No zero-day exploit. No sophisticated malware. A phone call and a convincing story.

Why This Matters for Every Practice

MGM has a security budget larger than the entire revenue of most dental, legal, and financial practices. They have dedicated security teams, enterprise tools, and advanced monitoring. And they were taken down by social engineering targeting their help desk.

Your practice has the same vulnerability. Anyone who answers the phone, processes a password reset, or handles an IT request is a potential target for social engineering.

For Dental and Medical Practices

The front desk staff who resets a password when a provider calls and says "I'm locked out." The office manager who gives a vendor remote access when they call about a "critical update." These are the same attack patterns.

For Law Firms

The paralegal who processes a wire transfer request from someone claiming to be a partner. The IT coordinator who resets DMS credentials based on an email request.

For Financial Practices

The bookkeeper who changes bank routing information based on a client email. The admin who provides system access to someone claiming to be from the software vendor.

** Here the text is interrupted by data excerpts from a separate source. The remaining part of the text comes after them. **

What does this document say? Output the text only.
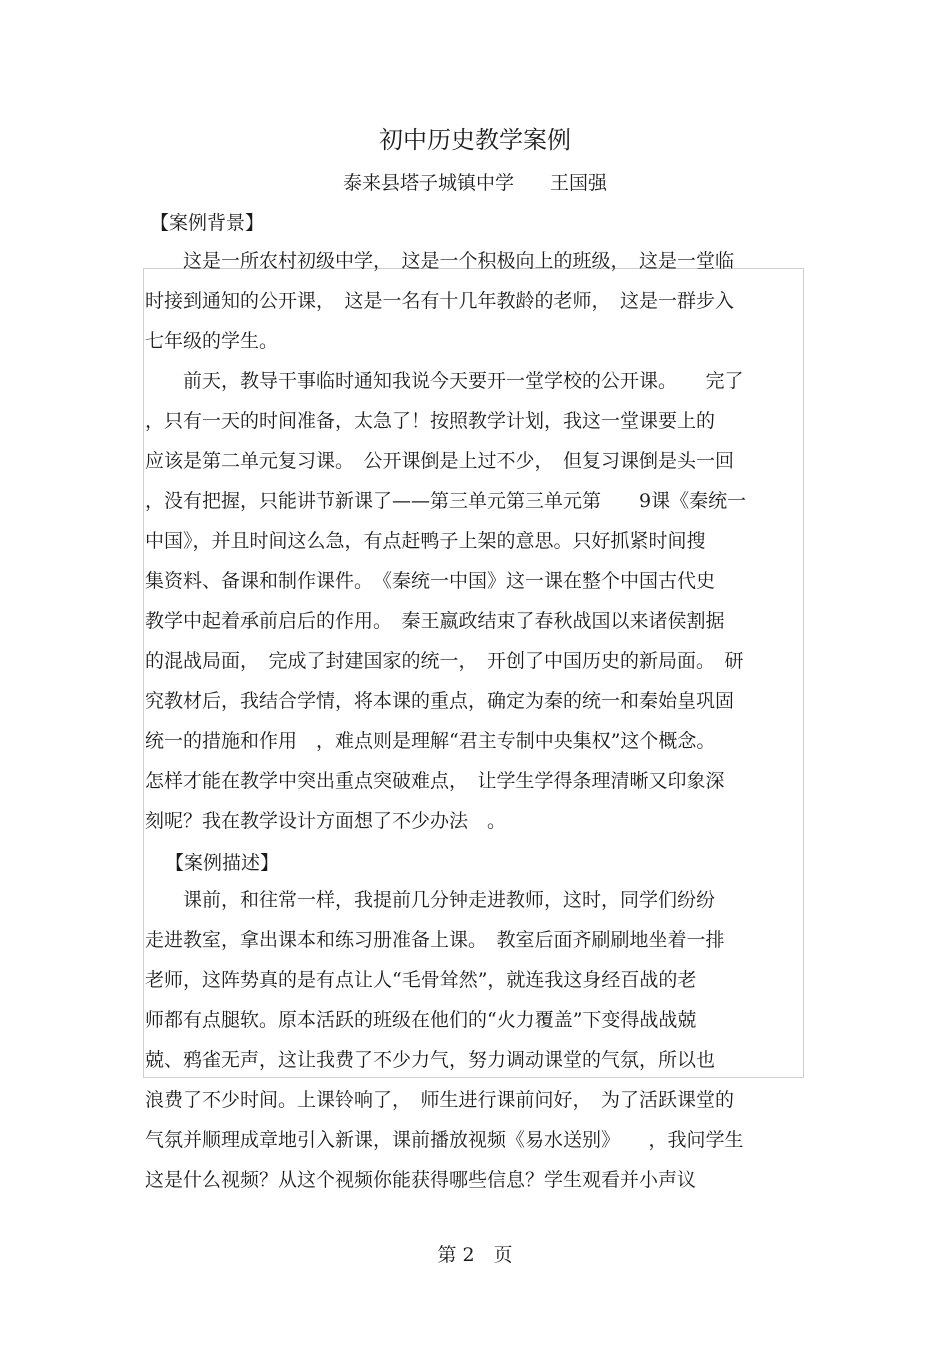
初中历史教学案例
泰来县塔子城镇中学 王国强
【案例背景】
　　这是一所农村初级中学，　这是一个积极向上的班级，　这是一堂临
时接到通知的公开课，　这是一名有十几年教龄的老师，　这是一群步入
七年级的学生。
　　前天，教导干事临时通知我说今天要开一堂学校的公开课。　　完了
，只有一天的时间准备，太急了！按照教学计划，我这一堂课要上的
应该是第二单元复习课。　公开课倒是上过不少，　但复习课倒是头一回
，没有把握，只能讲节新课了——第三单元第三单元第　　9课《秦统一
中国》，并且时间这么急，有点赶鸭子上架的意思。只好抓紧时间搜
集资料、备课和制作课件。　《秦统一中国》这一课在整个中国古代史
教学中起着承前启后的作用。　秦王嬴政结束了春秋战国以来诸侯割据
的混战局面，　完成了封建国家的统一，　开创了中国历史的新局面。　研
究教材后，我结合学情，将本课的重点，确定为秦的统一和秦始皇巩固
统一的措施和作用　，难点则是理解“君主专制中央集权”这个概念。
怎样才能在教学中突出重点突破难点，　让学生学得条理清晰又印象深
刻呢？我在教学设计方面想了不少办法　。
【案例描述】
　　课前，和往常一样，我提前几分钟走进教师，这时，同学们纷纷
走进教室，拿出课本和练习册准备上课。　教室后面齐刷刷地坐着一排
老师，这阵势真的是有点让人“毛骨耸然”，就连我这身经百战的老
师都有点腿软。原本活跃的班级在他们的“火力覆盖”下变得战战兢
兢、鸦雀无声，这让我费了不少力气，努力调动课堂的气氛，所以也
浪费了不少时间。上课铃响了，　师生进行课前问好，　为了活跃课堂的
气氛并顺理成章地引入新课，课前播放视频《易水送别》　　，我问学生
这是什么视频？从这个视频你能获得哪些信息？学生观看并小声议
第 2　页
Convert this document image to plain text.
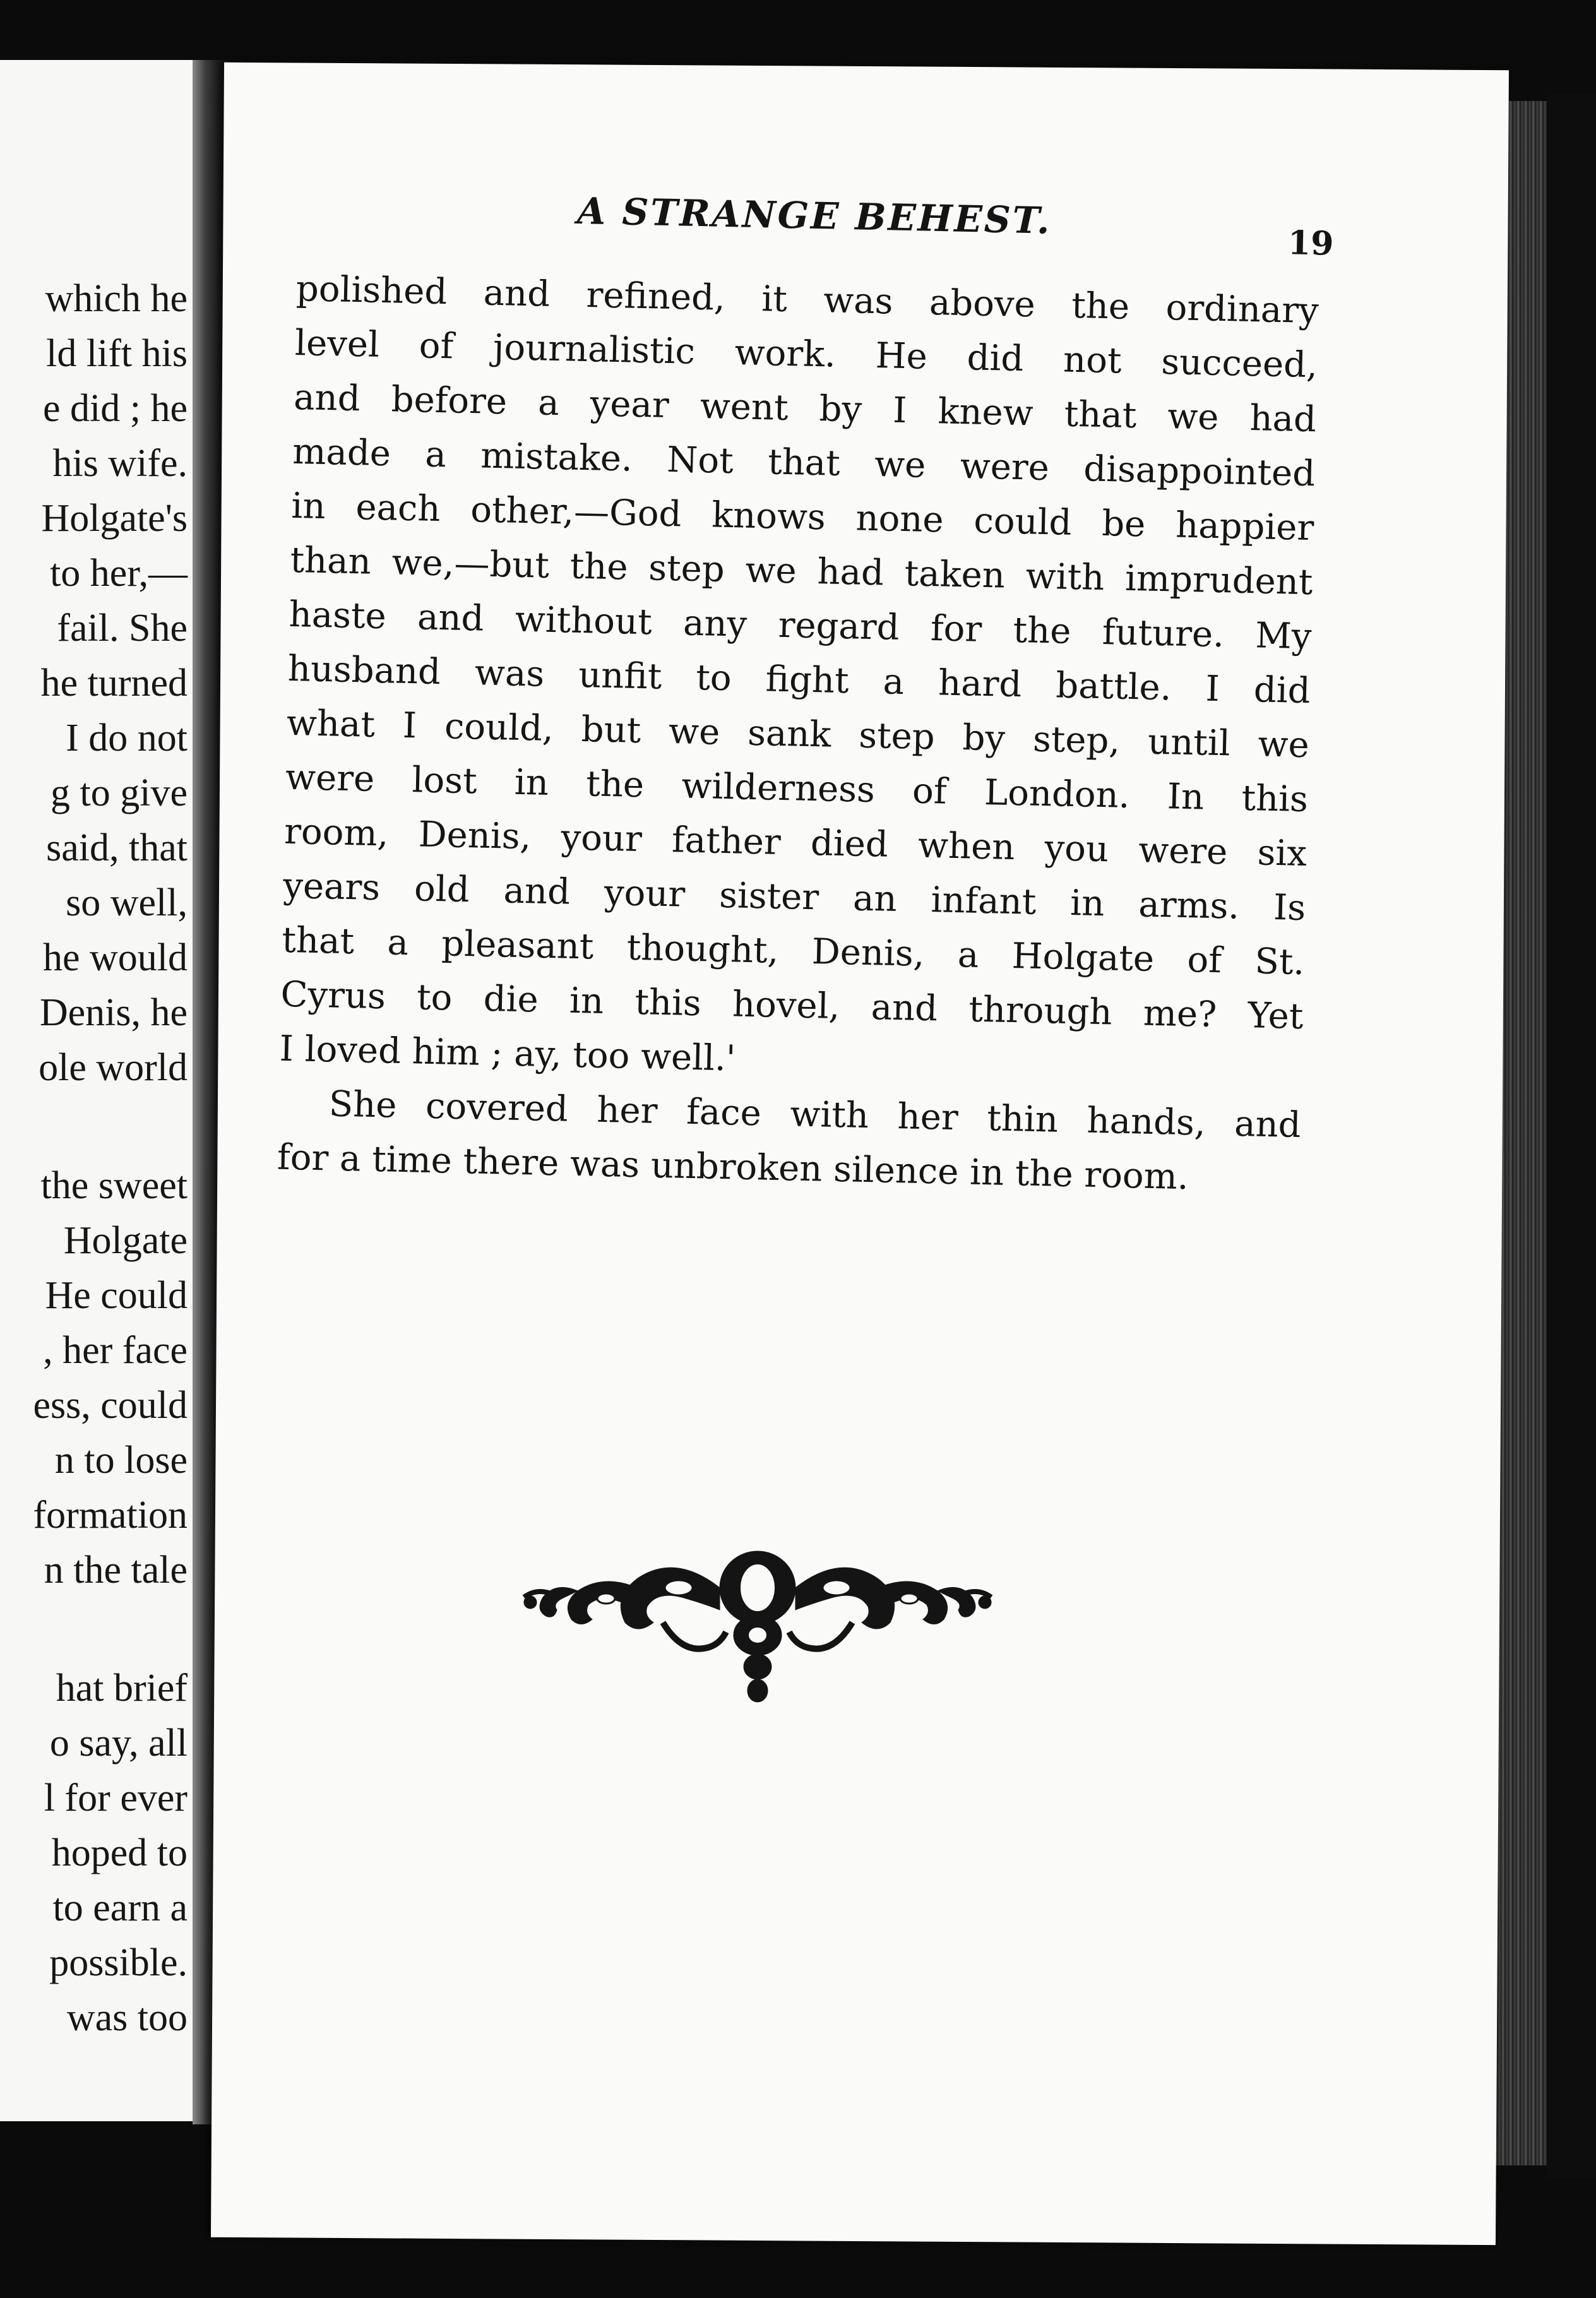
which he
ld lift his
e did ; he
his wife.
Holgate's
to her,—
fail. She
he turned
I do not
g to give
said, that
so well,
he would
Denis, he
ole world
the sweet
Holgate
He could
, her face
ess, could
n to lose
formation
n the tale
hat brief
o say, all
l for ever
hoped to
to earn a
possible.
was too
A STRANGE BEHEST.
19
polished and refined, it was above the ordinary
level of journalistic work. He did not succeed,
and before a year went by I knew that we had
made a mistake. Not that we were disappointed
in each other,—God knows none could be happier
than we,—but the step we had taken with imprudent
haste and without any regard for the future. My
husband was unfit to fight a hard battle. I did
what I could, but we sank step by step, until we
were lost in the wilderness of London. In this
room, Denis, your father died when you were six
years old and your sister an infant in arms. Is
that a pleasant thought, Denis, a Holgate of St.
Cyrus to die in this hovel, and through me? Yet
I loved him ; ay, too well.'
She covered her face with her thin hands, and
for a time there was unbroken silence in the room.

Defending Against Social Engineering

  1. Callback verification for all credential resets. Never reset a password based on an inbound call. Call the person back at their known number.
  2. Identity verification protocols. Establish challenge questions or verification codes that must be provided before any access changes.
  3. MFA that can't be socially engineered. Push notifications and authenticator apps are better than phone-based verification. Hardware keys (YubiKey) are best.
  4. Limit help desk authority. Help desk staff shouldn't be able to bypass MFA or grant admin access. Privileged actions should require additional approval.
  5. Train for social engineering specifically. Generic security awareness isn't enough. Train staff on the specific social engineering scenarios relevant to their role.

$100 million in damages from a phone call. Technology can't fix a human trust problem. Only training, procedures, and verification can.